Saturday, September 22, 2012

Dredd 3D





Sharing a basic plot outline with “The Raid: Redemption,” the worst movie of 2012 to date, isn’t a good starting point for the dreadful “Dredd 3D,” which plays like the world’s uncoolest video game. In its dystopian future America, “judges” (cops who make on-the-spot determinations of guilt and impose and execute the prescribed sentences) patrol Mega City One, an 800-mile megalopolis from Boston to D.C. Greatest among equals is Judge Dredd (of the 1995 Sly Stallone bomb, “played” this time by Karl Urban behind a mask that makes Tom Hardy’s in “The Dark Knight Rises” look positively commodious).


As the movie opens, Dredd’s commanding officer assigns him a new trainee, a “mutant” named Cassandra (Olivia Thirlby) who can peer psychically into perps’ psyches. He has her choose a random case from their docket and, lo and behold, she puts them onto a triple-homicide at the 200-story Peach Trees tower, the base of operations for ruthless drug kingpin Ma-Ma (Lena Headey), whose new product Slo-Mo (which lets the inhaler experience reality at one-hundredth normal speed) is flying off the shelves.

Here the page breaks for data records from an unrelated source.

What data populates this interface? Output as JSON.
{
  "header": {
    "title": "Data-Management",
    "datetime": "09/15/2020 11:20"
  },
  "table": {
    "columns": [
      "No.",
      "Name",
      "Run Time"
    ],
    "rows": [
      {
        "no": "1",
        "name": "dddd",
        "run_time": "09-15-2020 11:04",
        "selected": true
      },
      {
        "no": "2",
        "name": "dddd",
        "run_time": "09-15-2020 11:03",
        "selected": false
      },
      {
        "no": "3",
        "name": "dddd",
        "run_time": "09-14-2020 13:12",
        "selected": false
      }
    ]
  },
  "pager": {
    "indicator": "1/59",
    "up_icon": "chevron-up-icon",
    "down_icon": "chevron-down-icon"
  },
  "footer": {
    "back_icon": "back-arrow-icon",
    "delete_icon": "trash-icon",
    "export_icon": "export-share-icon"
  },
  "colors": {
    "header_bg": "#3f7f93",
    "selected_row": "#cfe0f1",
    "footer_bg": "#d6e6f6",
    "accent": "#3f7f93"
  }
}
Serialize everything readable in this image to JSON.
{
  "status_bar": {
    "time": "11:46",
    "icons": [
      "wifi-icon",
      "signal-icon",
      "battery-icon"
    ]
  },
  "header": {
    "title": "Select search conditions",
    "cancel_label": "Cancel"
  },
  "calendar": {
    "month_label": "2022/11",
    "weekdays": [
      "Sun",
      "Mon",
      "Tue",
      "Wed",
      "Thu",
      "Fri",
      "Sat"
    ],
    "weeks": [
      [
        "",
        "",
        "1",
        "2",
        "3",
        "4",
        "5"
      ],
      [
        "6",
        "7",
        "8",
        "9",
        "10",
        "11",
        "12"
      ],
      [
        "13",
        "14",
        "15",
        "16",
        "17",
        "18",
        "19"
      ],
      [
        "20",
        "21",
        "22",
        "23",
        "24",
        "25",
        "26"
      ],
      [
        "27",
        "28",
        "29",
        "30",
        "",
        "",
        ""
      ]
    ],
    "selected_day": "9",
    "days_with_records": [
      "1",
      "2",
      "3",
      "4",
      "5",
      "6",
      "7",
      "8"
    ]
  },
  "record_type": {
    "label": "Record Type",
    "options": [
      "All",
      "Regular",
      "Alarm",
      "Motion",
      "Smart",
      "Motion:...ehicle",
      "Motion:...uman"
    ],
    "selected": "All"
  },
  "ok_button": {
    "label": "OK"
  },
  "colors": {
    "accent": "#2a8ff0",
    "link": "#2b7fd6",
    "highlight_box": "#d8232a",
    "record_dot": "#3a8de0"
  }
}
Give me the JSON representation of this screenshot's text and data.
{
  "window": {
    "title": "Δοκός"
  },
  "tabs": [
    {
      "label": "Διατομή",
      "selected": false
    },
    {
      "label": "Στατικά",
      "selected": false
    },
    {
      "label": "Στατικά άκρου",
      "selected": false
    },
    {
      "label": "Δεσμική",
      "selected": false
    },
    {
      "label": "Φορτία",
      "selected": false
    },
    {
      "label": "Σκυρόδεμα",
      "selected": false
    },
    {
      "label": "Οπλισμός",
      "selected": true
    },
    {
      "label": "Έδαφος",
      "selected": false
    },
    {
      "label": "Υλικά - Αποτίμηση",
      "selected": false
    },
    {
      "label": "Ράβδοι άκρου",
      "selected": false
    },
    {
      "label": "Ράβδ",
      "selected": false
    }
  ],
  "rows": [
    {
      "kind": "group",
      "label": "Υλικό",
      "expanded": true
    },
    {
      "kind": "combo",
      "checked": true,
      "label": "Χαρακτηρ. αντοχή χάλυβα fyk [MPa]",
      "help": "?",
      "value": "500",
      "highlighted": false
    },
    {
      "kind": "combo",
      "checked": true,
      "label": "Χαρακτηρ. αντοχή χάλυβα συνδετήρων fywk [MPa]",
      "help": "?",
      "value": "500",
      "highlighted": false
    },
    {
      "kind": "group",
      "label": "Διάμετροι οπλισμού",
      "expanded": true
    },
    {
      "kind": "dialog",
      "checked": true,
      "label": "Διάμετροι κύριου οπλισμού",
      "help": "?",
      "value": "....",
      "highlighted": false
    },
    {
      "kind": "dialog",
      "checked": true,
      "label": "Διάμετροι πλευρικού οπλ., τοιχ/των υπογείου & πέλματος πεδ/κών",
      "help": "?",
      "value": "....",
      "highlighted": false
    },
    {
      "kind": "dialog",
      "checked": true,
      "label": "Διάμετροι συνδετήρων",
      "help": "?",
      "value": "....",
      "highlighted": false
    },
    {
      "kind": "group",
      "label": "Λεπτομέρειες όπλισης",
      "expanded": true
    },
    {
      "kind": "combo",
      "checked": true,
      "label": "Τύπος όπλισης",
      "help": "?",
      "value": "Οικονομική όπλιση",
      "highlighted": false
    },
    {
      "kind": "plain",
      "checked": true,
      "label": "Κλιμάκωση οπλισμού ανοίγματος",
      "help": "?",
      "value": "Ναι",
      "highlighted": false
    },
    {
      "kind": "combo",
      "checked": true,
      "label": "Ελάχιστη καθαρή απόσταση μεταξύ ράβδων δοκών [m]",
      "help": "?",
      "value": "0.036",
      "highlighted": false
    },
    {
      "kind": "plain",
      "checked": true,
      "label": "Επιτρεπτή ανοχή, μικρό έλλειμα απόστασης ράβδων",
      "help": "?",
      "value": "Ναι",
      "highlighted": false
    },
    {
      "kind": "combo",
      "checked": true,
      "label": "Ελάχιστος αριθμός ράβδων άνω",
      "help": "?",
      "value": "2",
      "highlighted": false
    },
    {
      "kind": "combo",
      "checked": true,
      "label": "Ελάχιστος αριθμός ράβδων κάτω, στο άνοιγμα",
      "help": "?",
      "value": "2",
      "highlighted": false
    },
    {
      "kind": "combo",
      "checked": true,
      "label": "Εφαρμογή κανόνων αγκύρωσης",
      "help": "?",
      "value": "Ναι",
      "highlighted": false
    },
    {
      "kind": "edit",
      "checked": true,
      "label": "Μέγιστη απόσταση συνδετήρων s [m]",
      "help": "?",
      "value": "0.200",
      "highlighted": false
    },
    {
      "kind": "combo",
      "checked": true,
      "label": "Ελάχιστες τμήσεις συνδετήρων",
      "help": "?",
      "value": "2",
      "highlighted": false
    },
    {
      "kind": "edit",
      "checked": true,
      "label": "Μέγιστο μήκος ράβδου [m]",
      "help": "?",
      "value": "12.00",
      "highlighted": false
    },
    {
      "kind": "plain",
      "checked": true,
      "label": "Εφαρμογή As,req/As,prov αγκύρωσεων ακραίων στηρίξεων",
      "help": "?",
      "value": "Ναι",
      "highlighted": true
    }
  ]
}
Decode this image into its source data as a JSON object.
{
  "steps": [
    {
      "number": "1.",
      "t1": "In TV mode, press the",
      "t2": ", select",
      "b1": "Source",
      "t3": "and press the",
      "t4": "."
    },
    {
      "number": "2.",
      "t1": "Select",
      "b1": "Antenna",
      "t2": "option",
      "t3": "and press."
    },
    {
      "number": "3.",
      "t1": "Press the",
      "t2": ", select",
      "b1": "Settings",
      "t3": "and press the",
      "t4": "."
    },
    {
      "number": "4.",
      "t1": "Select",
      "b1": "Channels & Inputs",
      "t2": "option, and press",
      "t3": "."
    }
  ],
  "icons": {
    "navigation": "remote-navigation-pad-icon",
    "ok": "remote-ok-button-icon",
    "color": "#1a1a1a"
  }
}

Next thing you know, Ma-Ma shuts the building down and blocks all ingress and egress, trapping Dredd and Cassandra and turning the movie into, well, “The Raid: Redemption.”

This is a video game none of the cool kids would play. There’s the sour, humorless hero, indestructible even at close range. There are the usual shoot-‘em-up fallacies: the bad guys who attack one at a time rather than en masse, the logical inconsistencies, an out-loud-laughable instance of the Talking Killer. Have I mentioned how colossally boring “Dredd” is?

What’s so wrong with Slo-Mo anyway? It produces the one worthwhile scene, early in the picture, when Ma-Ma gives a guy a snort of the stuff just before sending him over a 40-floor railing. And what’s to like about Dredd? To anyone with the slightest taste for civil liberties, he’s the real villain of the piece.